The resourcefulness you accumulate in your creative travels may allow you to sidestep a mental block. I bring back old ideas from the dead all the time. The scores I've written for successful games like #FEZ and #Hyper Light Drifter contain tons of old, repurposed ideas. But I think we benefit from first stretching ourselves in those uncomfortable moments, continuing our search for new territory. There are always new hurdles to cross, and if you want to do your best work, prior experience alone won't leap those bounds for you.

Early on in my career, I worried that sharing ideas and discoveries freely with others would dilute my uniqueness, jeopardizing my chance at success. But we all benefit tremendously from the collective knowledge accumulated by those that came before us. And even with an open spirit, sharing what you know with others, you will still have a bag of tricks wholly unique to you. There are some things we can't effectively externalize, and we all see things a different shade. There's a little bit of the specific, a little bit of the broad, and a whole lot of you in every creative experience. Take some time to look through your bag, reflecting on what you've learned. Give your brain the time and space to make new cross-connections. It can help you make better sense of your work, your colleagues, and the broader creative world around you.

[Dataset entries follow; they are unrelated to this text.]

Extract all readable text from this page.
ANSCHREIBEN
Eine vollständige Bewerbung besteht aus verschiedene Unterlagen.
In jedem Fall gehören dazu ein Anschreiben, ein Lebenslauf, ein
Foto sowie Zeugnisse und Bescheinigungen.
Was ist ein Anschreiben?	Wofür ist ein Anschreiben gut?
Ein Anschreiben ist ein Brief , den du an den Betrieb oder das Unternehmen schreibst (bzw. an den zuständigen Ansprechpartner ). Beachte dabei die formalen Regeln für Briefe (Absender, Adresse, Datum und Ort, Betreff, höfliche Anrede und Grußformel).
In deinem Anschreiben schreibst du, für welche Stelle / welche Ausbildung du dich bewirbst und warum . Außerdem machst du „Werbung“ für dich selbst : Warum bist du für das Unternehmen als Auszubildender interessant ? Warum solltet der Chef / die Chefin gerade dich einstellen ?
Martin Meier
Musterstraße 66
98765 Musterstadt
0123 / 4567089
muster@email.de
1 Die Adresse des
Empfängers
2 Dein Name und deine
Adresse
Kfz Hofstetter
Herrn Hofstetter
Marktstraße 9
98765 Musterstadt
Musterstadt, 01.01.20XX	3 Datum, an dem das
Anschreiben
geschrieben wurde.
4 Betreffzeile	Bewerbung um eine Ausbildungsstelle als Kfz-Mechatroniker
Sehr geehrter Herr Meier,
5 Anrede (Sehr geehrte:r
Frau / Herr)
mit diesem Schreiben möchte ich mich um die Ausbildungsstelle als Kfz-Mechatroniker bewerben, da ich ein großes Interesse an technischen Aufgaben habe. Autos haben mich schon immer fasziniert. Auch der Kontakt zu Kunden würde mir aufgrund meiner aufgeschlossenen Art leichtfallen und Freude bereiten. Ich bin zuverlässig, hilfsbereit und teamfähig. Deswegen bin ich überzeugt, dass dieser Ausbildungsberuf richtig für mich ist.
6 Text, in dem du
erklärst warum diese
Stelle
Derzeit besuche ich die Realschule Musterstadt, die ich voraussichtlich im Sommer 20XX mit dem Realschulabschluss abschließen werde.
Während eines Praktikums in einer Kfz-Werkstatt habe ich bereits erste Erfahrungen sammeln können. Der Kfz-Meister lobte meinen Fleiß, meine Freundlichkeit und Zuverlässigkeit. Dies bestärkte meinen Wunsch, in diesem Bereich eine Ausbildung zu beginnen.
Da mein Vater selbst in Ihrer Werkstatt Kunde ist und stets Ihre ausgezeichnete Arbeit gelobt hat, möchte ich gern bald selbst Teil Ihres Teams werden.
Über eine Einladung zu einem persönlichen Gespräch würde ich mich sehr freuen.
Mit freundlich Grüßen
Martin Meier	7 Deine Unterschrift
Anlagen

The groundwork for the 'tried and true' approaches to video game music has been laid down and built upon for decades at this point. And you will find this book to be an excellent primer and guide to applying those techniques and concepts. But many exciting possibilities lie beyond the well-worn path, in the endless desert of creative hypotheses. If you can, spend a few weeks there, trying out novel ideas: Explore an implementation approach that you've never heard before. Follow a silly thought experiment down a rabbit hole. Flip your usual strategies upside down. If you can stomach the struggle, the benefits you return with can be extraordinary.

Sure, you will sometimes find you've unintentionally reinvented the wheel. Or learn you've failed at something someone else already discovered didn't work. But none of this exploration truly goes to waste. If you do uncover a gem, it may not suit the game. And trust me, when you come back from the desert, you may return with some inappropriate ideas! But you can always store them in your back pocket, for use at a later date. If your time was not overtly fruitful (to be fair, the desert doesn't have a lot of fruit trees!), you've at least learned something. And the more you wander, the more you'll learn the cost of your creative choices. You'll be humbled by what you could never accomplish without help. And you'll wise up to hairy problems that are hard to pull off even once.

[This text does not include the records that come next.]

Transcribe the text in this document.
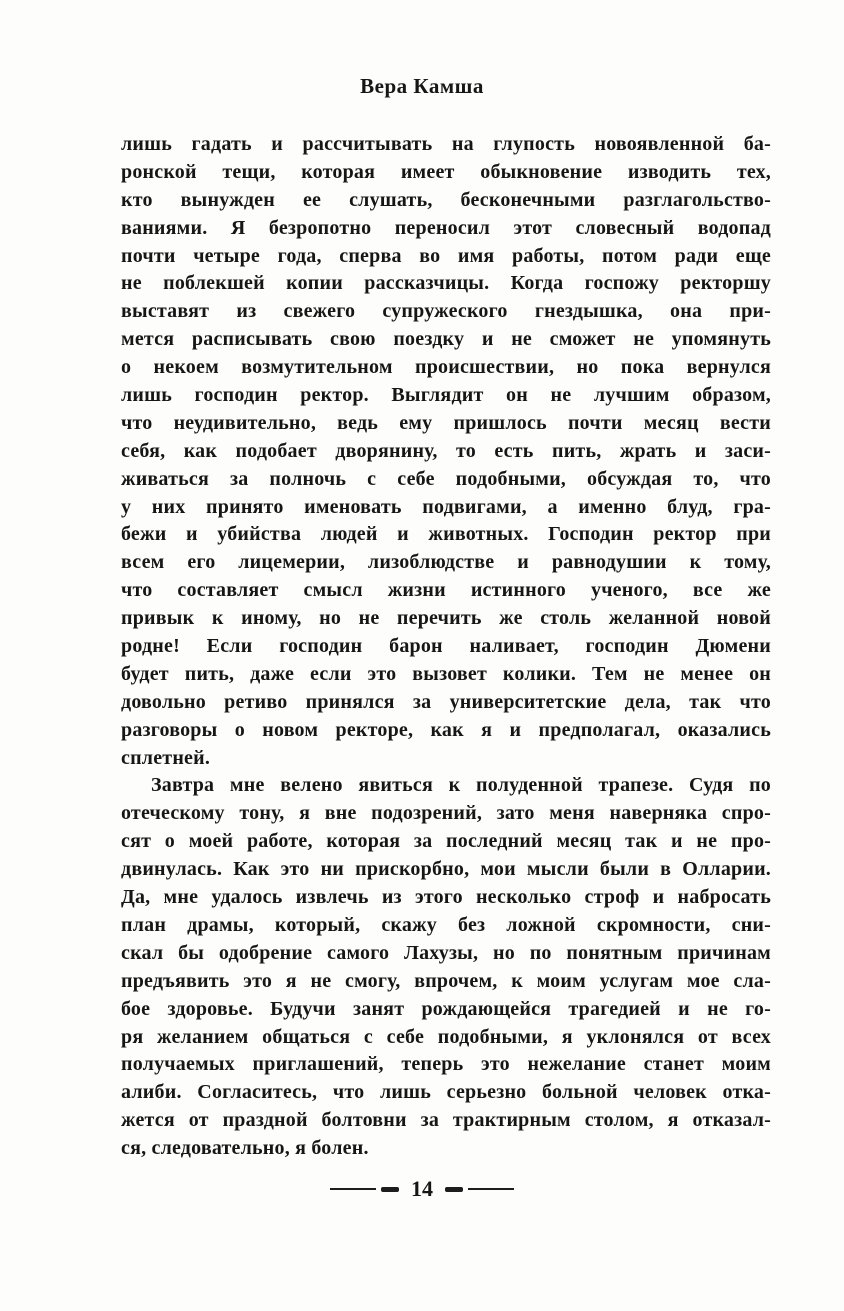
Вера Камша
лишь гадать и рассчитывать на глупость новоявленной ба-
ронской тещи, которая имеет обыкновение изводить тех,
кто вынужден ее слушать, бесконечными разглагольство-
ваниями. Я безропотно переносил этот словесный водопад
почти четыре года, сперва во имя работы, потом ради еще
не поблекшей копии рассказчицы. Когда госпожу ректоршу
выставят из свежего супружеского гнездышка, она при-
мется расписывать свою поездку и не сможет не упомянуть
о некоем возмутительном происшествии, но пока вернулся
лишь господин ректор. Выглядит он не лучшим образом,
что неудивительно, ведь ему пришлось почти месяц вести
себя, как подобает дворянину, то есть пить, жрать и заси-
живаться за полночь с себе подобными, обсуждая то, что
у них принято именовать подвигами, а именно блуд, гра-
бежи и убийства людей и животных. Господин ректор при
всем его лицемерии, лизоблюдстве и равнодушии к тому,
что составляет смысл жизни истинного ученого, все же
привык к иному, но не перечить же столь желанной новой
родне! Если господин барон наливает, господин Дюмени
будет пить, даже если это вызовет колики. Тем не менее он
довольно ретиво принялся за университетские дела, так что
разговоры о новом ректоре, как я и предполагал, оказались
сплетней.
Завтра мне велено явиться к полуденной трапезе. Судя по
отеческому тону, я вне подозрений, зато меня наверняка спро-
сят о моей работе, которая за последний месяц так и не про-
двинулась. Как это ни прискорбно, мои мысли были в Олларии.
Да, мне удалось извлечь из этого несколько строф и набросать
план драмы, который, скажу без ложной скромности, сни-
скал бы одобрение самого Лахузы, но по понятным причинам
предъявить это я не смогу, впрочем, к моим услугам мое сла-
бое здоровье. Будучи занят рождающейся трагедией и не го-
ря желанием общаться с себе подобными, я уклонялся от всех
получаемых приглашений, теперь это нежелание станет моим
алиби. Согласитесь, что лишь серьезно больной человек отка-
жется от праздной болтовни за трактирным столом, я отказал-
ся, следовательно, я болен.
14
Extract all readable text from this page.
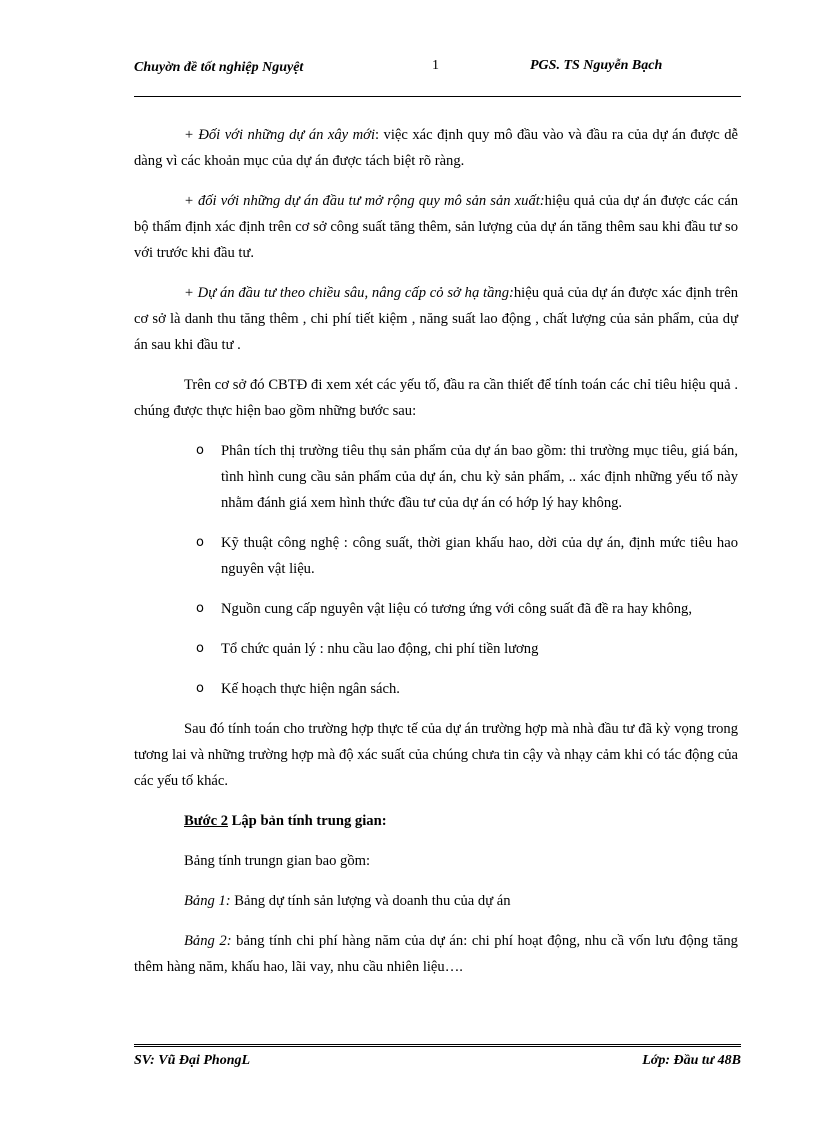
Chuyờn đề tốt nghiệp Nguyệt	1	PGS. TS Nguyễn Bạch

+ Đối với những dự án xây mới: việc xác định quy mô đầu vào và đầu ra của dự án được dễ dàng vì các khoản mục của dự án được tách biệt rõ ràng.

+ đối với những dự án đầu tư mở rộng quy mô sản sản xuất:hiệu quả của dự án được các cán bộ thẩm định xác định trên cơ sở công suất tăng thêm, sản lượng của dự án tăng thêm sau khi đầu tư so với trước khi đầu tư.

+ Dự án đầu tư theo chiều sâu, nâng cấp cỏ sở hạ tầng:hiệu quả của dự án được xác định trên cơ sở là danh thu tăng thêm , chi phí tiết kiệm , năng suất lao động , chất lượng của sản phẩm, của dự án sau khi đầu tư .

Trên cơ sở đó CBTĐ đi xem xét các yếu tố, đầu ra cần thiết để tính toán các chỉ tiêu hiệu quả . chúng được thực hiện bao gồm những bước sau:

o Phân tích thị trường tiêu thụ sản phẩm của dự án bao gồm: thi trường mục tiêu, giá bán, tình hình cung cầu sản phẩm của dự án, chu kỳ sản phẩm, .. xác định những yếu tố này nhằm đánh giá xem hình thức đầu tư của dự án có hớp lý hay không.
o Kỹ thuật công nghệ : công suất, thời gian khấu hao, dời của dự án, định mức tiêu hao nguyên vật liệu.
o Nguồn cung cấp nguyên vật liệu có tương ứng với công suất đã đề ra hay không,
o Tổ chức quản lý : nhu cầu lao động, chi phí tiền lương
o Kế hoạch thực hiện ngân sách.

Sau đó tính toán cho trường hợp thực tế của dự án trường hợp mà nhà đầu tư đã kỳ vọng trong tương lai và những trường hợp mà độ xác suất của chúng chưa tin cậy và nhạy cảm khi có tác động của các yếu tố khác.

Bước 2 Lập bản tính trung gian:

Bảng tính trungn gian bao gồm:

Bảng 1: Bảng dự tính sản lượng và doanh thu của dự án

Bảng 2: bảng tính chi phí hàng năm của dự án: chi phí hoạt động, nhu cầ vốn lưu động tăng thêm hàng năm, khấu hao, lãi vay, nhu cầu nhiên liệu….

SV: Vũ Đại PhongL	Lớp: Đầu tư 48B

Working on video games is not always fun and games (go figure). But creatively speaking, it has put me in some of the most compelling and confounding circumstances I've ever come across. So I guess what I'm saying is: don't be afraid to step into an oddly original landscape. You'll inevitably find yourself in a predicament anyway. So you might as well have a say about your surroundings.

Take this invaluable book, or a book like it, with you on your travels. You may enjoy breaking the rules more if you know what they are.